The New York Times' revision of the record, maintaining that Bush only presented Iraqi WMDs as a "possibility," threatens to erase one of the most significant chapters of recent history, in effect clearing the Bush administration—and the Times—of their role in misleading the country into war.

9/13/06 UPDATE:
After FAIR issued an action alert (9/8/06) pointing out the New York Times' revision of recent Iraq War history, the Times published a correction (9/12/06) on its website. The correction read:

"An article that appeared on NYTimes.com for part of the day on Sept. 5 incorrectly described President Bush's statements about Iraq's chemical and biological weapons programs at the time of the 2003 invasion of Iraq. Mr. Bush said it was Iraq's possession of those weapons that was the main justification for the invasion, not the possibility that the weapons could be developed."

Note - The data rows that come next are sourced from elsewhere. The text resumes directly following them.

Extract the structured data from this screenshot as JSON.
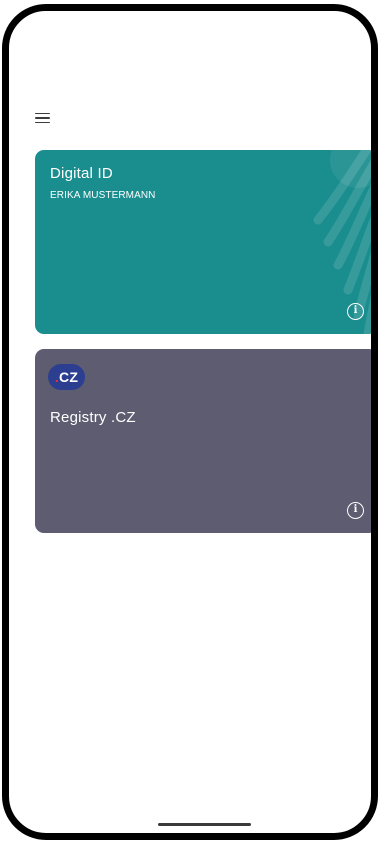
{
  "cards": {
    "digital_id": {
      "title": "Digital ID",
      "holder": "ERIKA MUSTERMANN",
      "info_glyph": "i",
      "color": "#1a8d8e"
    },
    "registry": {
      "logo_text": "CZ",
      "logo_dot": ".",
      "title": "Registry .CZ",
      "info_glyph": "i",
      "color": "#5e5c70"
    }
  },
  "icons": {
    "menu": "hamburger-menu-icon",
    "info": "info-icon",
    "watermark": "eagle-watermark-icon"
  }
}
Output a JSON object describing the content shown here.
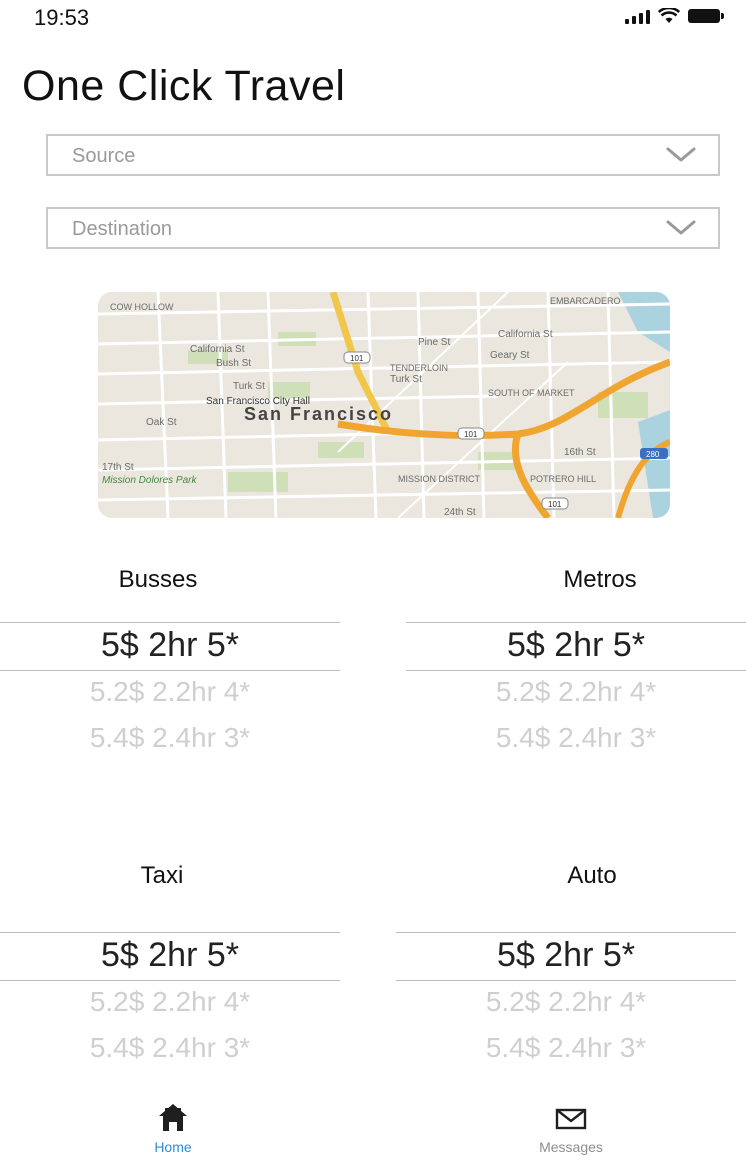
{
  "status_bar": {
    "time": "19:53"
  },
  "app": {
    "title": "One Click Travel"
  },
  "form": {
    "source_placeholder": "Source",
    "destination_placeholder": "Destination"
  },
  "map": {
    "labels": {
      "cow_hollow": "COW HOLLOW",
      "embarcadero": "EMBARCADERO",
      "california_st": "California St",
      "california_st_2": "California St",
      "bush_st": "Bush St",
      "pine_st": "Pine St",
      "geary_st": "Geary St",
      "tenderloin": "TENDERLOIN",
      "turk_st_1": "Turk St",
      "turk_st_2": "Turk St",
      "city_hall": "San Francisco City Hall",
      "san_francisco": "San Francisco",
      "oak_st": "Oak St",
      "south_of_market": "SOUTH OF MARKET",
      "mission_district": "MISSION DISTRICT",
      "potrero_hill": "POTRERO HILL",
      "mission_dolores": "Mission Dolores Park",
      "st_17": "17th St",
      "st_16": "16th St",
      "st_24": "24th St",
      "hwy_101": "101",
      "hwy_101_b": "101",
      "hwy_101_c": "101",
      "hwy_280": "280"
    }
  },
  "pickers": [
    {
      "title": "Busses",
      "options": [
        "5$ 2hr 5*",
        "5.2$ 2.2hr 4*",
        "5.4$ 2.4hr 3*"
      ]
    },
    {
      "title": "Metros",
      "options": [
        "5$ 2hr 5*",
        "5.2$ 2.2hr 4*",
        "5.4$ 2.4hr 3*"
      ]
    },
    {
      "title": "Taxi",
      "options": [
        "5$ 2hr 5*",
        "5.2$ 2.2hr 4*",
        "5.4$ 2.4hr 3*"
      ]
    },
    {
      "title": "Auto",
      "options": [
        "5$ 2hr 5*",
        "5.2$ 2.2hr 4*",
        "5.4$ 2.4hr 3*"
      ]
    }
  ],
  "tabbar": {
    "home_label": "Home",
    "messages_label": "Messages",
    "active_color": "#2f8ddb",
    "inactive_color": "#8e8e8e"
  }
}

FAIR is pleased that the Times corrected the record. The correction's characterization of the article as appearing "for part of the day on Sept. 5" is inaccurate; the article remained on the Times site in its uncorrected version even after the correction was published. A follow-up inquiry from FAIR alerted the Times to the error, and the article has now been removed from the website. The correction, too, has been removed, under the Times' curious policy of replacing its online corrections each day but providing no archive of the previous day's corrections--let alone those of the previous week or month.

FAIR thanks the activists who wrote in response to our alert.